Atteindre le rendement en réduisant l'usage de produits phytosanitaires
Comment devenir moins dépendant aux produits phytosanitaires tout en conservant un rendement satisfaisant ?
Thématiques principales du groupe pour 2022-2026
Pour répondre à cette problématique, les membres du groupe DEPHY Viticulture Yonne ont décidé de se concentrer sur 5 axes :
- Plantation de variétés résistantes au mildiou et à l'oïdium
Les cépages utilisés aujourd'hui sont relativement sensibles à ces deux maladies et créent une dépendance à certains produits phytosanitaires dont sont conscients les vignerons. Face à ce constat, ils ont choisi de s'intéresser à la plantation de cépages résistants aux maladies fongiques.

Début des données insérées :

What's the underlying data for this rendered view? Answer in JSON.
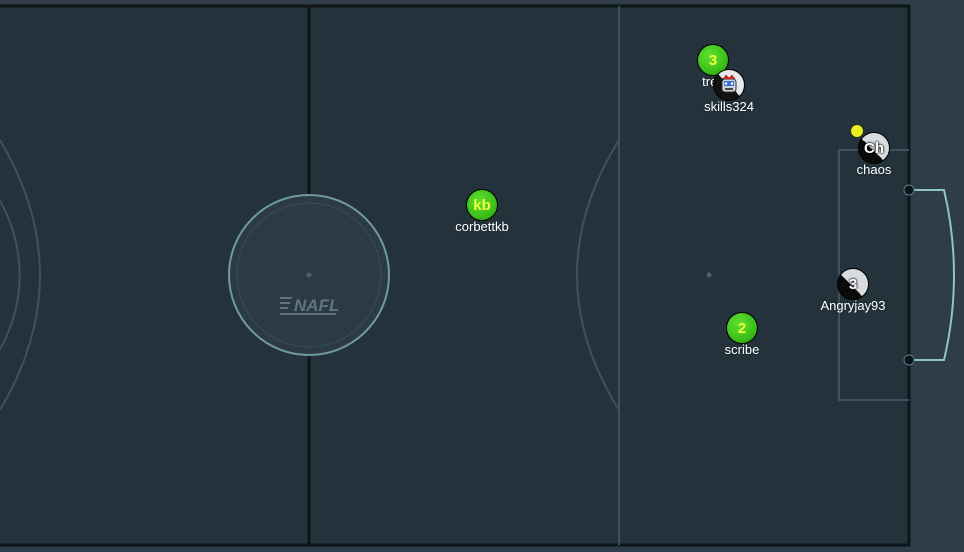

In fine, l'étude de la pertinence de ce levier pourra être réalisée pour évaluer la triple performance de ces cépages sur les terroirs icaunais.
- Optimisation de la qualité et du matériel de pulvérisation
Dans un premier lieu, il s'agit de vérifier la qualité de pulvérisation pour diminuer les pertes de produits. Des tests pulvérisateurs avec la mesure des vitesses d'air et l'usage de papiers hydrosensibles seront alors réalisés. En second lieu, il s'agit de réaliser des tests de matériel innovant comme la pulvérisation confinée par panneaux récupérateurs ou encore la stimulation des défenses naturelles de la vigne par les UV.
- Amélioration du raisonnement de la protection phytosanitaire
Il s'agit d'une approche en deux points :
- La décision d'impasse qui traduit la décision de ne pas traiter sans prendre de risque pour sa récolte. Elle peut être utilisée en adaptant la décision à la situation (utilisation d'outils d'aide à la décision, traitement en fonction de la sensibilité des cépages ou des parcelles).
- Adaptation des doses à la pression : recourir à une demi-dose de traitement si la pression observée est faible pour diminuer efficacement le recours aux produits phytosanitaire.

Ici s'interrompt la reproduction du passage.